Revenue-Sharing under ANCSA 7(i) and 7(j)

Published January 2020

Below are answers to some frequently asked questions regarding revenue sharing under ANCSA 7(i) and 7(j).

What are Section 7(i) payments?

ANCSA requires each of the 12 Regional Corporations to share 70% of the net profits they receive from developing the natural resources in their regions with the other Regional Corporations. These shared revenues, called Section 7(i) distributions, are divided among all the Regional Corporations based on the number of original shareholders enrolled in each Region.

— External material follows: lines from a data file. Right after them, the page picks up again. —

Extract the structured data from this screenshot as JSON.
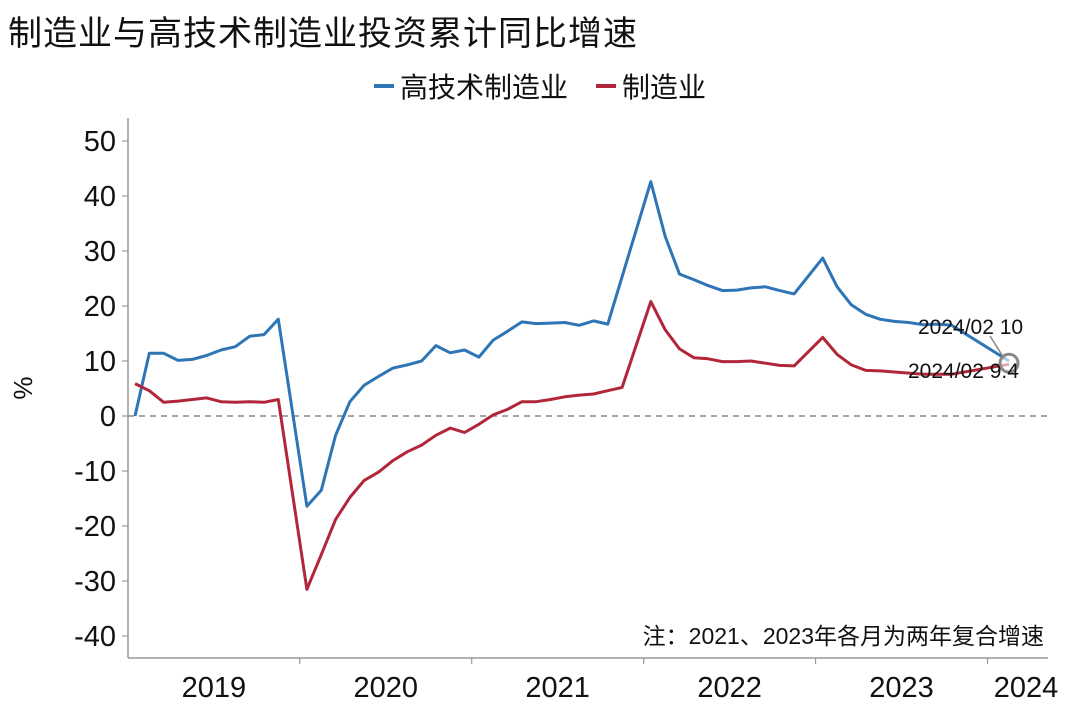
{
  "title": "制造业与高技术制造业投资累计同比增速",
  "chart_data": {
    "type": "line",
    "title": "制造业与高技术制造业投资累计同比增速",
    "ylabel": "%",
    "xlabel": "",
    "ylim": [
      -45,
      50
    ],
    "yticks": [
      50,
      40,
      30,
      20,
      10,
      0,
      -10,
      -20,
      -30,
      -40
    ],
    "year_labels": [
      "2019",
      "2020",
      "2021",
      "2022",
      "2023",
      "2024"
    ],
    "grid": false,
    "legend_position": "top-center",
    "zero_line": "dashed",
    "x": [
      "2019-01",
      "2019-02",
      "2019-03",
      "2019-04",
      "2019-05",
      "2019-06",
      "2019-07",
      "2019-08",
      "2019-09",
      "2019-10",
      "2019-11",
      "2019-12",
      "2020-01",
      "2020-02",
      "2020-03",
      "2020-04",
      "2020-05",
      "2020-06",
      "2020-07",
      "2020-08",
      "2020-09",
      "2020-10",
      "2020-11",
      "2020-12",
      "2021-01",
      "2021-02",
      "2021-03",
      "2021-04",
      "2021-05",
      "2021-06",
      "2021-07",
      "2021-08",
      "2021-09",
      "2021-10",
      "2021-11",
      "2021-12",
      "2022-01",
      "2022-02",
      "2022-03",
      "2022-04",
      "2022-05",
      "2022-06",
      "2022-07",
      "2022-08",
      "2022-09",
      "2022-10",
      "2022-11",
      "2022-12",
      "2023-01",
      "2023-02",
      "2023-03",
      "2023-04",
      "2023-05",
      "2023-06",
      "2023-07",
      "2023-08",
      "2023-09",
      "2023-10",
      "2023-11",
      "2023-12",
      "2024-01",
      "2024-02"
    ],
    "series": [
      {
        "name": "高技术制造业",
        "color": "#2e75b6",
        "values": [
          0,
          11.4,
          11.4,
          10.1,
          10.3,
          11.0,
          12.0,
          12.6,
          14.5,
          14.8,
          17.6,
          null,
          -16.4,
          -13.5,
          -3.5,
          2.6,
          5.6,
          7.2,
          8.7,
          9.3,
          10.0,
          12.8,
          11.5,
          12.0,
          10.7,
          13.8,
          15.4,
          17.1,
          16.8,
          16.9,
          17.0,
          16.5,
          17.3,
          16.7,
          null,
          null,
          42.6,
          32.7,
          25.8,
          24.8,
          23.7,
          22.8,
          22.9,
          23.3,
          23.5,
          22.8,
          22.2,
          null,
          28.7,
          23.5,
          20.2,
          18.5,
          17.6,
          17.2,
          17.0,
          16.6,
          16.7,
          16.5,
          null,
          null,
          null,
          10
        ]
      },
      {
        "name": "制造业",
        "color": "#b2263a",
        "values": [
          5.9,
          4.6,
          2.5,
          2.7,
          3.0,
          3.3,
          2.6,
          2.5,
          2.6,
          2.5,
          3.0,
          null,
          -31.5,
          -25.2,
          -18.8,
          -14.8,
          -11.7,
          -10.2,
          -8.1,
          -6.5,
          -5.3,
          -3.5,
          -2.2,
          -3.0,
          -1.5,
          0.2,
          1.2,
          2.6,
          2.6,
          3.0,
          3.5,
          3.8,
          4.0,
          4.6,
          5.2,
          null,
          20.8,
          15.7,
          12.2,
          10.6,
          10.4,
          9.9,
          9.9,
          10.0,
          9.6,
          9.2,
          9.1,
          null,
          14.3,
          11.2,
          9.3,
          8.3,
          8.2,
          8.0,
          7.8,
          7.6,
          7.6,
          7.6,
          null,
          null,
          null,
          9.4
        ]
      }
    ],
    "annotations": [
      {
        "text": "2024/02 10",
        "series": "高技术制造业",
        "x": "2024-02",
        "y": 10
      },
      {
        "text": "2024/02 9.4",
        "series": "制造业",
        "x": "2024-02",
        "y": 9.4
      }
    ],
    "note": "注：2021、2023年各月为两年复合增速"
  }
}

What are Section 7(j) payments?

ANCSA requires each Regional Corporation to share 50% of the Section 7(i) payments it receives with the Village Corporations in its Region, and with those shareholders who were not enrolled in a Village (at-large shareholders). The Section 7(j) payments are divided based on the number of original shareholders enrolled in each Village Corporation and the number of original at-large shareholders.

What is the difference between Class A1 & Class A2 shares?

Class A1 shares were issued to original shareholders of Ahtna who were also enrolled to a Village. Class A2 shares, also called at-large shares, were issued to original shareholders of Ahtna who were not enrolled to a Village.

How did the Merger Agreement affect Section 7(j) payments?

In 1980, seven of the eight Village Corporations in the Ahtna Region merged into Ahtna; Chitina Village Corporation did not merge. Being the only remaining Village Corporation, Chitina is the only Village that receives Section 7(j) payments.